El 2 de enero regresaba con su abrigo verde pistache, su bolsa con las cartas y los regalos que había recibido y deseaba mostrarnos durante la hora de convivencia. Por idénticos, los obsequios parecían ser siempre los mismos: unas chanclas de felpa, una mascada o un suéter.
Mientras los accesorios pasaban de mano en mano, Rosita nos describía la cena de fin de año punto por punto, desde la sopa deliciooosa hasta el postre de lo más único que he comido en mi vida. Según el orden riguroso de la celebración, dejaba para el final el brindis con champaña de la buena, y la vehemencia con que su hija y su yerno le habían pedido que se quedara a vivir a su lado.
Por los reflejos de tristeza que había en la mirada de Rosita, siempre creí que tras la versión idílica de su cena de fin de año había una realidad muy distinta, llena de incomprensión (Suegra: eso nos lo has contado mil veces
), impaciencia (Mamá: no comas tanto. Te vas a enfermar
), prisa por deshacerse de ella (Vete a acostar para que mañana tempranito puedas irte a la residencia
.) Desearía que Rosita, gracias a su imaginación, haya acabado por creer que sus noches de fiesta inventadas eran reales.

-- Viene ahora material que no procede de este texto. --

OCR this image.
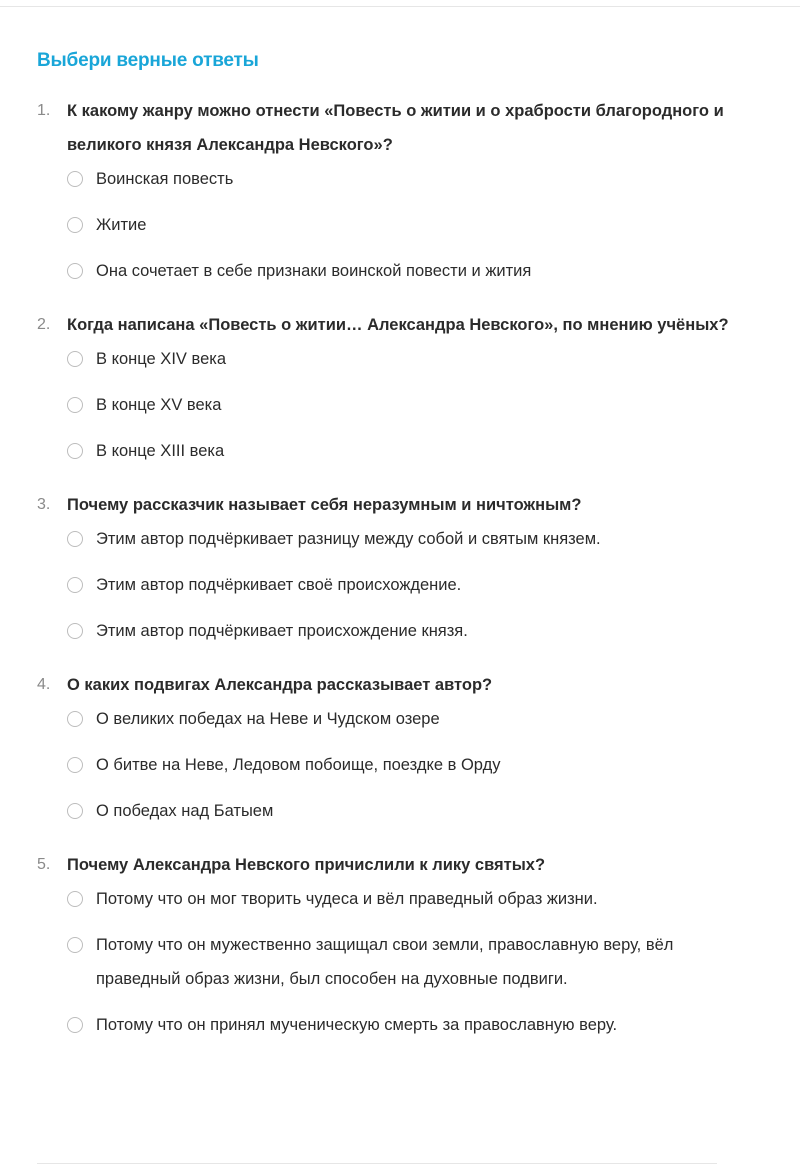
Выбери верные ответы
1. К какому жанру можно отнести «Повесть о житии и о храбрости благородного и великого князя Александра Невского»?
Воинская повесть
Житие
Она сочетает в себе признаки воинской повести и жития
2. Когда написана «Повесть о житии… Александра Невского», по мнению учёных?
В конце XIV века
В конце XV века
В конце XIII века
3. Почему рассказчик называет себя неразумным и ничтожным?
Этим автор подчёркивает разницу между собой и святым князем.
Этим автор подчёркивает своё происхождение.
Этим автор подчёркивает происхождение князя.
4. О каких подвигах Александра рассказывает автор?
О великих победах на Неве и Чудском озере
О битве на Неве, Ледовом побоище, поездке в Орду
О победах над Батыем
5. Почему Александра Невского причислили к лику святых?
Потому что он мог творить чудеса и вёл праведный образ жизни.
Потому что он мужественно защищал свои земли, православную веру, вёл праведный образ жизни, был способен на духовные подвиги.
Потому что он принял мученическую смерть за православную веру.
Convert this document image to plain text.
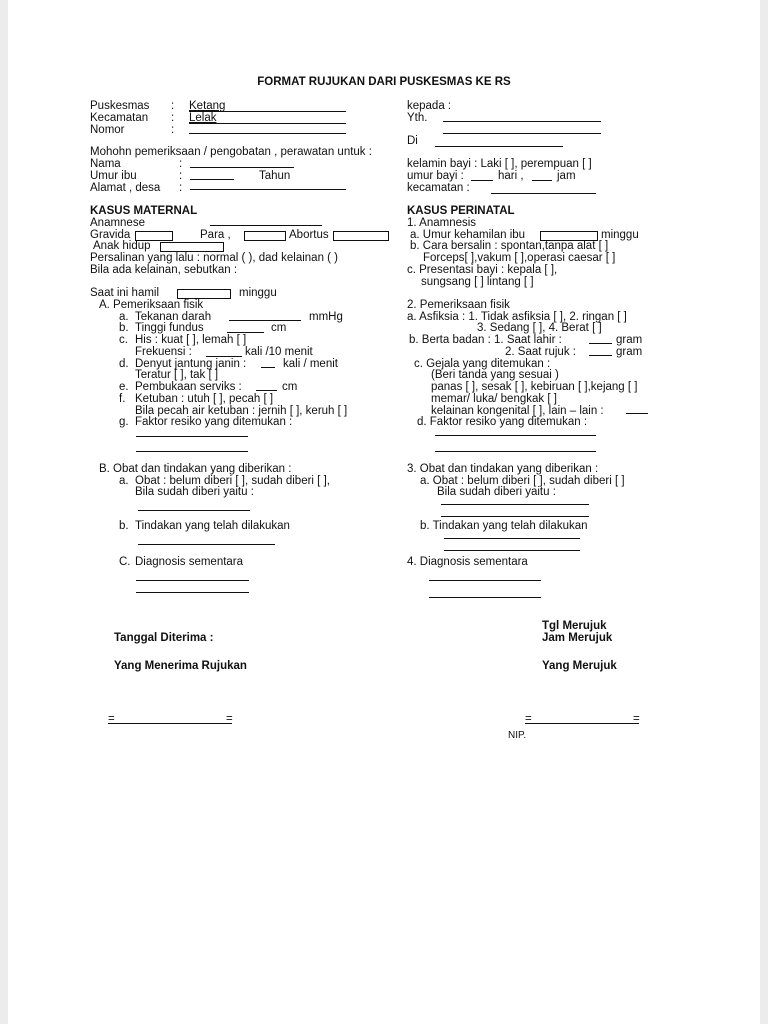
FORMAT RUJUKAN DARI PUSKESMAS KE RS
Puskesmas : Ketang
Kecamatan : Lelak
Nomor	:
kepada :
Yth.
Di
Mohohn pemeriksaan / pengobatan , perawatan untuk :
Nama	:
Umur ibu	:	Tahun
Alamat , desa :
kelamin bayi : Laki [ ], perempuan [ ]
umur bayi :	hari ,	jam
kecamatan :
KASUS MATERNAL
Anamnese
Gravida	Para ,	Abortus
Anak hidup
Persalinan yang lalu : normal ( ), dad kelainan ( )
Bila ada kelainan, sebutkan :
Saat ini hamil	minggu
A. Pemeriksaan fisik
a. Tekanan darah	mmHg
b. Tinggi fundus	cm
c. His : kuat [ ], lemah [ ]
Frekuensi :	kali /10 menit
d. Denyut jantung janin :	kali / menit
Teratur [ ], tak [ ]
e. Pembukaan serviks :	cm
f. Ketuban : utuh [ ], pecah [ ]
Bila pecah air ketuban : jernih [ ], keruh [ ]
g. Faktor resiko yang ditemukan :
B. Obat dan tindakan yang diberikan :
a. Obat : belum diberi [ ], sudah diberi [ ],
Bila sudah diberi yaitu :
b. Tindakan yang telah dilakukan
C. Diagnosis sementara
KASUS PERINATAL
1. Anamnesis
a. Umur kehamilan ibu	minggu
b. Cara bersalin : spontan,tanpa alat [ ]
Forceps[ ],vakum [ ],operasi caesar [ ]
c. Presentasi bayi : kepala [ ],
sungsang [ ] lintang [ ]
2. Pemeriksaan fisik
a. Asfiksia : 1. Tidak asfiksia [ ], 2. ringan [ ]
3. Sedang [ ], 4. Berat [ ]
b. Berta badan : 1. Saat lahir :	gram
2. Saat rujuk :	gram
c. Gejala yang ditemukan :
(Beri tanda yang sesuai )
panas [ ], sesak [ ], kebiruan [ ],kejang [ ]
memar/ luka/ bengkak [ ]
kelainan kongenital [ ], lain – lain :
d. Faktor resiko yang ditemukan :
3. Obat dan tindakan yang diberikan :
a. Obat : belum diberi [ ], sudah diberi [ ]
Bila sudah diberi yaitu :
b. Tindakan yang telah dilakukan
4. Diagnosis sementara
Tgl Merujuk
Jam Merujuk
Tanggal Diterima :
Yang Menerima Rujukan	Yang Merujuk
=	=	=	=
NIP.
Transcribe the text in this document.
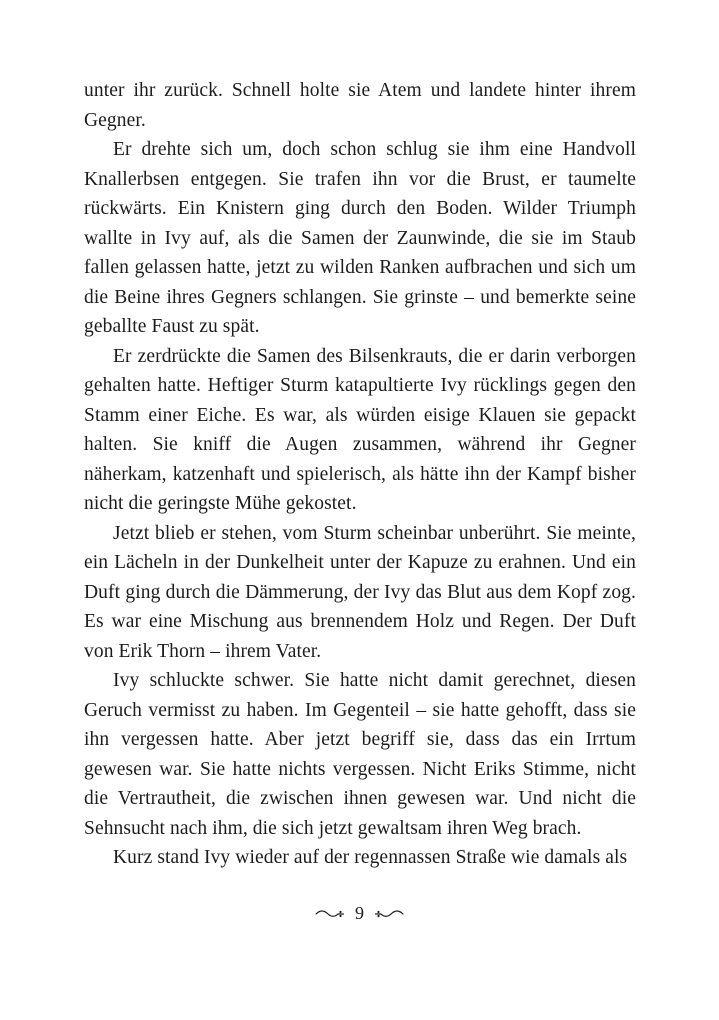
unter ihr zurück. Schnell holte sie Atem und landete hinter ihrem Gegner.

Er drehte sich um, doch schon schlug sie ihm eine Handvoll Knallerbsen entgegen. Sie trafen ihn vor die Brust, er taumelte rückwärts. Ein Knistern ging durch den Boden. Wilder Triumph wallte in Ivy auf, als die Samen der Zaunwinde, die sie im Staub fallen gelassen hatte, jetzt zu wilden Ranken aufbrachen und sich um die Beine ihres Gegners schlangen. Sie grinste – und bemerkte seine geballte Faust zu spät.

Er zerdrückte die Samen des Bilsenkrauts, die er darin verborgen gehalten hatte. Heftiger Sturm katapultierte Ivy rücklings gegen den Stamm einer Eiche. Es war, als würden eisige Klauen sie gepackt halten. Sie kniff die Augen zusammen, während ihr Gegner näherkam, katzenhaft und spielerisch, als hätte ihn der Kampf bisher nicht die geringste Mühe gekostet.

Jetzt blieb er stehen, vom Sturm scheinbar unberührt. Sie meinte, ein Lächeln in der Dunkelheit unter der Kapuze zu erahnen. Und ein Duft ging durch die Dämmerung, der Ivy das Blut aus dem Kopf zog. Es war eine Mischung aus brennendem Holz und Regen. Der Duft von Erik Thorn – ihrem Vater.

Ivy schluckte schwer. Sie hatte nicht damit gerechnet, diesen Geruch vermisst zu haben. Im Gegenteil – sie hatte gehofft, dass sie ihn vergessen hatte. Aber jetzt begriff sie, dass das ein Irrtum gewesen war. Sie hatte nichts vergessen. Nicht Eriks Stimme, nicht die Vertrautheit, die zwischen ihnen gewesen war. Und nicht die Sehnsucht nach ihm, die sich jetzt gewaltsam ihren Weg brach.

Kurz stand Ivy wieder auf der regennassen Straße wie damals als

9
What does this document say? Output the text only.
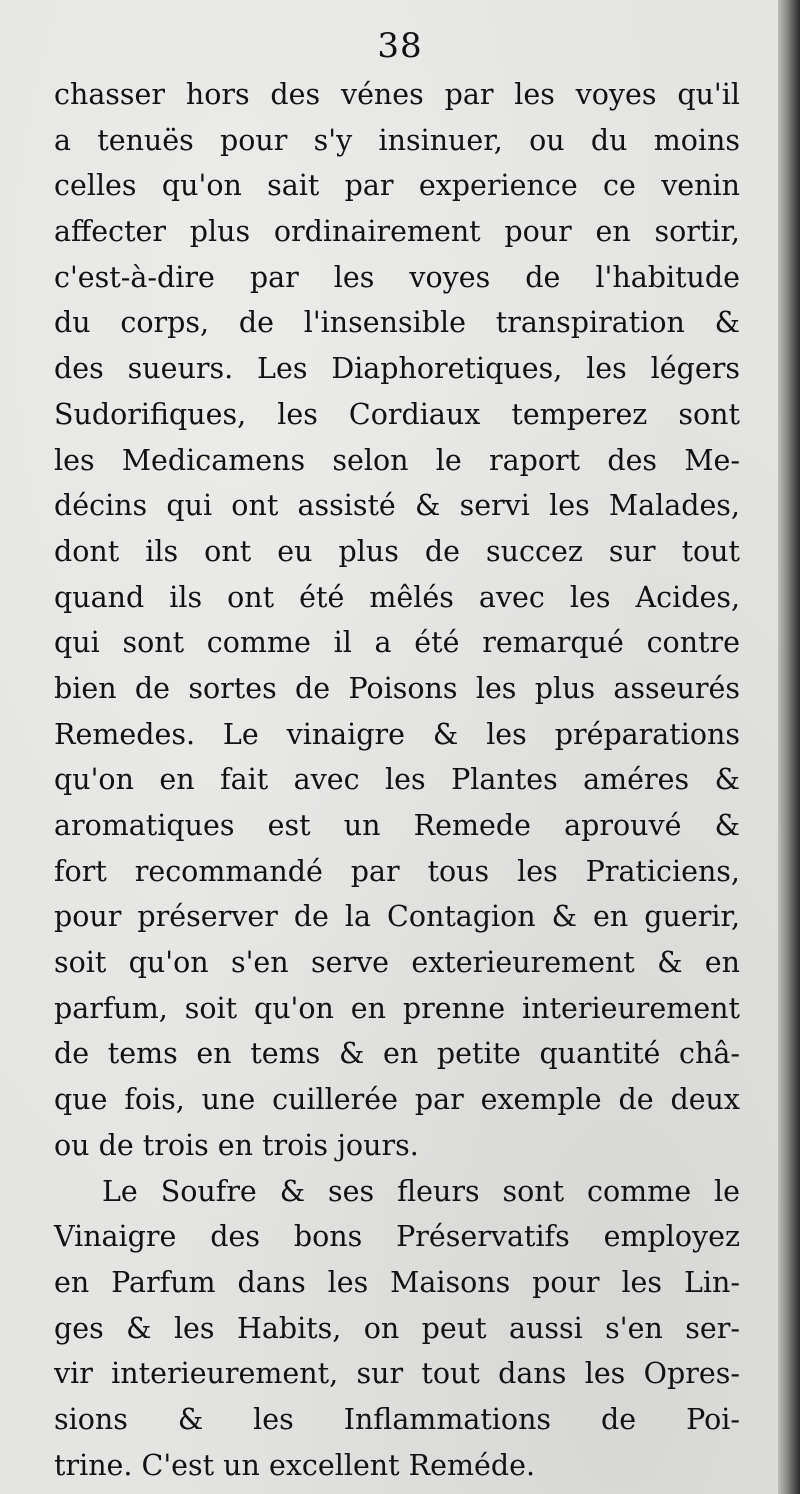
38
chasser hors des vénes par les voyes qu'il
a tenuës pour s'y insinuer, ou du moins
celles qu'on sait par experience ce venin
affecter plus ordinairement pour en sortir,
c'est-à-dire par les voyes de l'habitude
du corps, de l'insensible transpiration &
des sueurs. Les Diaphoretiques, les légers
Sudorifiques, les Cordiaux temperez sont
les Medicamens selon le raport des Me-
décins qui ont assisté & servi les Malades,
dont ils ont eu plus de succez sur tout
quand ils ont été mêlés avec les Acides,
qui sont comme il a été remarqué contre
bien de sortes de Poisons les plus asseurés
Remedes. Le vinaigre & les préparations
qu'on en fait avec les Plantes améres &
aromatiques est un Remede aprouvé &
fort recommandé par tous les Praticiens,
pour préserver de la Contagion & en guerir,
soit qu'on s'en serve exterieurement & en
parfum, soit qu'on en prenne interieurement
de tems en tems & en petite quantité châ-
que fois, une cuillerée par exemple de deux
ou de trois en trois jours.
Le Soufre & ses fleurs sont comme le
Vinaigre des bons Préservatifs employez
en Parfum dans les Maisons pour les Lin-
ges & les Habits, on peut aussi s'en ser-
vir interieurement, sur tout dans les Opres-
sions & les Inflammations de Poi-
trine. C'est un excellent Reméde.
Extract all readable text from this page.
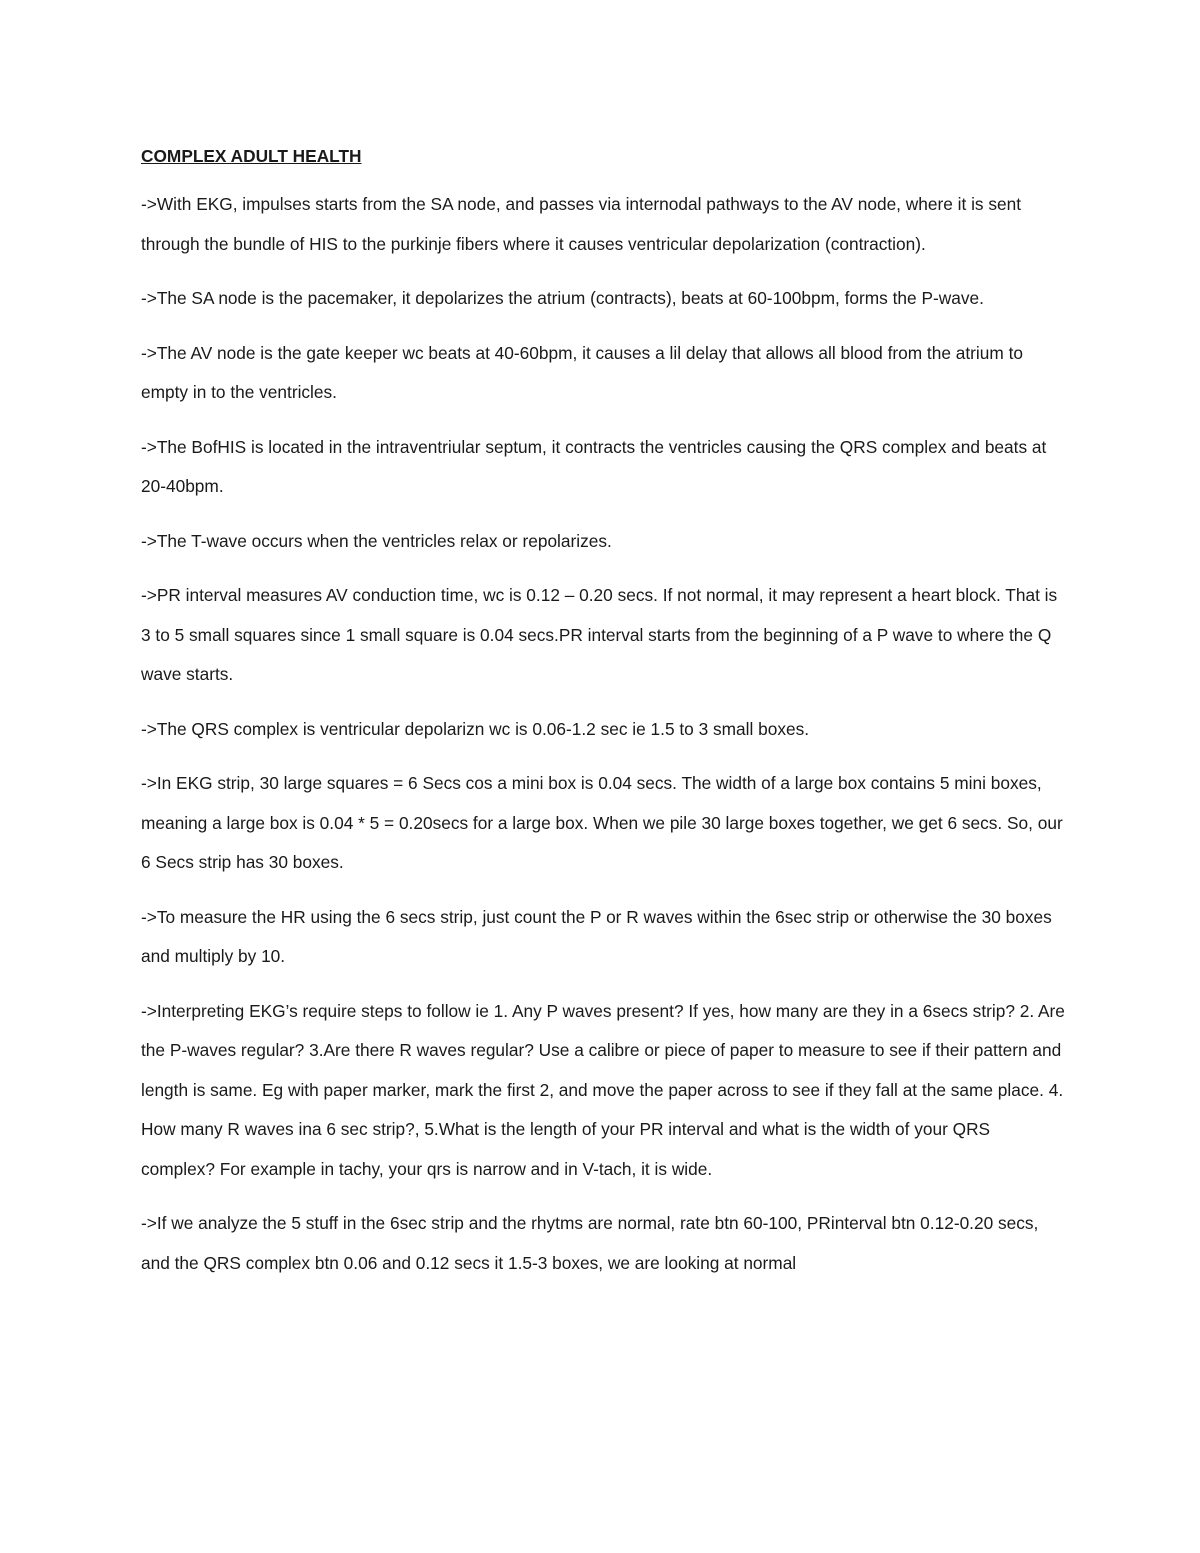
COMPLEX ADULT HEALTH

->With EKG, impulses starts from the SA node, and passes via internodal pathways to the AV node, where it is sent through the bundle of HIS to the purkinje fibers where it causes ventricular depolarization (contraction).

->The SA node is the pacemaker, it depolarizes the atrium (contracts), beats at 60-100bpm, forms the P-wave.

->The AV node is the gate keeper wc beats at 40-60bpm, it causes a lil delay that allows all blood from the atrium to empty in to the ventricles.

->The BofHIS is located in the intraventriular septum, it contracts the ventricles causing the QRS complex and beats at 20-40bpm.

->The T-wave occurs when the ventricles relax or repolarizes.

->PR interval measures AV conduction time, wc is 0.12 – 0.20 secs. If not normal, it may represent a heart block. That is 3 to 5 small squares since 1 small square is 0.04 secs.PR interval starts from the beginning of a P wave to where the Q wave starts.

->The QRS complex is ventricular depolarizn wc is 0.06-1.2 sec ie 1.5 to 3 small boxes.

->In EKG strip, 30 large squares = 6 Secs cos a mini box is 0.04 secs. The width of a large box contains 5 mini boxes, meaning a large box is 0.04 * 5 = 0.20secs for a large box. When we pile 30 large boxes together, we get 6 secs. So, our 6 Secs strip has 30 boxes.

->To measure the HR using the 6 secs strip, just count the P or R waves within the 6sec strip or otherwise the 30 boxes and multiply by 10.

->Interpreting EKG’s require steps to follow ie 1. Any P waves present? If yes, how many are they in a 6secs strip? 2. Are the P-waves regular? 3.Are there R waves regular? Use a calibre or piece of paper to measure to see if their pattern and length is same. Eg with paper marker, mark the first 2, and move the paper across to see if they fall at the same place. 4. How many R waves ina 6 sec strip?, 5.What is the length of your PR interval and what is the width of your QRS complex? For example in tachy, your qrs is narrow and in V-tach, it is wide.

->If we analyze the 5 stuff in the 6sec strip and the rhytms are normal, rate btn 60-100, PRinterval btn 0.12-0.20 secs, and the QRS complex btn 0.06 and 0.12 secs it 1.5-3 boxes, we are looking at normal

Estoy segura de que el próximo 2 de enero, cuando los residentes regresen al asilo, la recordarán con su abrigo verde pistache y su bolsa de charol. Marcia recogió esas prendas, en cambio, no se interesó por la jaula. Mientras otra cosa sucede, la dejaré donde la tenía su dueña: frente a la ventana, para que los rayos de sol sigan abrigando el espíritu de Lalo. Al menos, es lo que me decía Rosita. No, definitivamente, ya no hay personas como ella.